El otro momento destacado, y que es en sí el climax del film, llega en la última cena (nada menos) que los monjes comparten antes de sufrir el ataque de los terroristas. Mientras el resto espera sentado, Luc (un Michael Londsale al que todo elogio le es injusto) acerca a la mesa dos botellas de vino y decide poner música: El lago de los cisnes, de Tchaikovsky. Ya todos parecen intuir el final, por eso, sin decirse nada, se entregan a disfrutar de los últimos instantes de amistad, y por ello se incluye la presencia del vino, que como un sabio escribió no hace mucho “representa la fiesta; permite al hombre sentir la magnificencia de la creación”. Estos hombres que hemos visto vivir día a día en el servicio, la oración y la austeridad, parecen por primera vez permitirse un festejo no opulento pero sí placentero, que no otra cosa son ese vino y esa música no sacra. Y lo hacen en el momento de la despedida. Pero lo extraordinario de la escena no radica sólo en las sensaciones encontradas que transmite (la felicidad en la celebración de la amistad y la tristeza de saber que es también un adiós) sino sobre todo en su trasfondo simbólico. Recordemos que hacia el desenlace de El lago de los cisnes, Sigfrido y Odette deciden sacrificar sus vidas para vencer a Rothbart, que es, ni más ni menos, que la representación del mal. Y que además de conseguir así la eternidad juntos, consiguen también liberar al resto de los cisnes. Los monjes, consagrados juntos al mayor de los amores, embriagados de él, se entregan al sacrificio, al martirio, ganándose seguramente la eternidad, y con la esperanza de que por medio de ese gesto su comunidad (el resto de los cisnes) pueda permanecer a salvo.

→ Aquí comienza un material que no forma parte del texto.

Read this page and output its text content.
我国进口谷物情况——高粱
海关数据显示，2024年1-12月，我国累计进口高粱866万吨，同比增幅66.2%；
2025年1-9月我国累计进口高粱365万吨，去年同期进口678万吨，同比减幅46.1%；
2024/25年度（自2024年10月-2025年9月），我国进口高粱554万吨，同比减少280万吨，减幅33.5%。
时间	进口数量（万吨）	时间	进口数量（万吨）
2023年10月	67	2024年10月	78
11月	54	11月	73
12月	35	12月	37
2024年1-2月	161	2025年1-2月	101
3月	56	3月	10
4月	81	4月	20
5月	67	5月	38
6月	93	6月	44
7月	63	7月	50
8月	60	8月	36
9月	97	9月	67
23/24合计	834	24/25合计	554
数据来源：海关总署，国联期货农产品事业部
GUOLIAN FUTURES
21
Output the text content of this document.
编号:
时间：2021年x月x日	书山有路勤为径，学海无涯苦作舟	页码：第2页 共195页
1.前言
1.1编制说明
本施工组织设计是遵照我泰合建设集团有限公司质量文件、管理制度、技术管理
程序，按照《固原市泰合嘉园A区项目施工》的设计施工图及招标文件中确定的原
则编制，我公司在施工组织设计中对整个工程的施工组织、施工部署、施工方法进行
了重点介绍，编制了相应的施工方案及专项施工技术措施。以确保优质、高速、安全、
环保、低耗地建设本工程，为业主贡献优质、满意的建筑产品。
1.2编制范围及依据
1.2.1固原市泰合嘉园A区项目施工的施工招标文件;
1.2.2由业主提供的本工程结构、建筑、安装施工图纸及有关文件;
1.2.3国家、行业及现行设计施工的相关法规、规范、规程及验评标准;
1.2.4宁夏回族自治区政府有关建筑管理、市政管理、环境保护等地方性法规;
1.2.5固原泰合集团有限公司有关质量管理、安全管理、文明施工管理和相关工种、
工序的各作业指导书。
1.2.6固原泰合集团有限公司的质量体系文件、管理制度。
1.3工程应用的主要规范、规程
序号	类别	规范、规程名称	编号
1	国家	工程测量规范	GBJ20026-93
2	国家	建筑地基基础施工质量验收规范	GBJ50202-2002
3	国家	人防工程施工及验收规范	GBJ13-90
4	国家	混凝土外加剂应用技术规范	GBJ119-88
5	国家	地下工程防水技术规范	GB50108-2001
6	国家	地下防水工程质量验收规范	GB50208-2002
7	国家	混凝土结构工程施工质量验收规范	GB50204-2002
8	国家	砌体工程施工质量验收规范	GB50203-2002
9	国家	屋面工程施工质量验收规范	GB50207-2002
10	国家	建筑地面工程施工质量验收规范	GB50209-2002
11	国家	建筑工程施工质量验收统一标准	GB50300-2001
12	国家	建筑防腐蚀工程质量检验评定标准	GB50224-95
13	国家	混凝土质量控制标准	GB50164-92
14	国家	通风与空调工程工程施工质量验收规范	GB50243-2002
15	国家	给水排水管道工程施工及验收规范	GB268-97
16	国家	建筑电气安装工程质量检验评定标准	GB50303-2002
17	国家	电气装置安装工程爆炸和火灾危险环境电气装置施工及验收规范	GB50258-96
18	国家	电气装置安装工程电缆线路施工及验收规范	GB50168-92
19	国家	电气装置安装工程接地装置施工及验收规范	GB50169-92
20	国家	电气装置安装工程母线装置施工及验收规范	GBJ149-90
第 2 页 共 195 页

Volvemos así al tema de la significación del amor. Si en el ballet citado hay una visión romántica, aquí, en este momento concreto de la última cena, su sentido se resignifica por medio de una óptica cristiana. Cabe aquí recordar que hacia el comienzo de la película, justamente Luc le explicaba a una joven qué era el amor y cómo él se había enamorado muchas veces hasta que una vez encontró un amor definitivo (una vez más: en este film las relaciones entre las distintas escenas es constante).

Podríamos resaltar unos cuantos momentos más. Y en todos ellos destacaríamos el mismo mérito: la capacidad del director de dotar a sus imágenes de dramatismo y significado sin caer en la obviedad ni la alegoría, y sobre todo sin caer en didactismos o catecismos de segunda. Xavier Beauvois ha logrado una de las mejores películas explícitamente católicas que se hayan hecho. Pudo rendirles un merecido homenaje a los monjes reales, y también supo imprimir en la eternidad del arte una obra capaz de sostenerse por sus propios méritos estéticos y espirituales.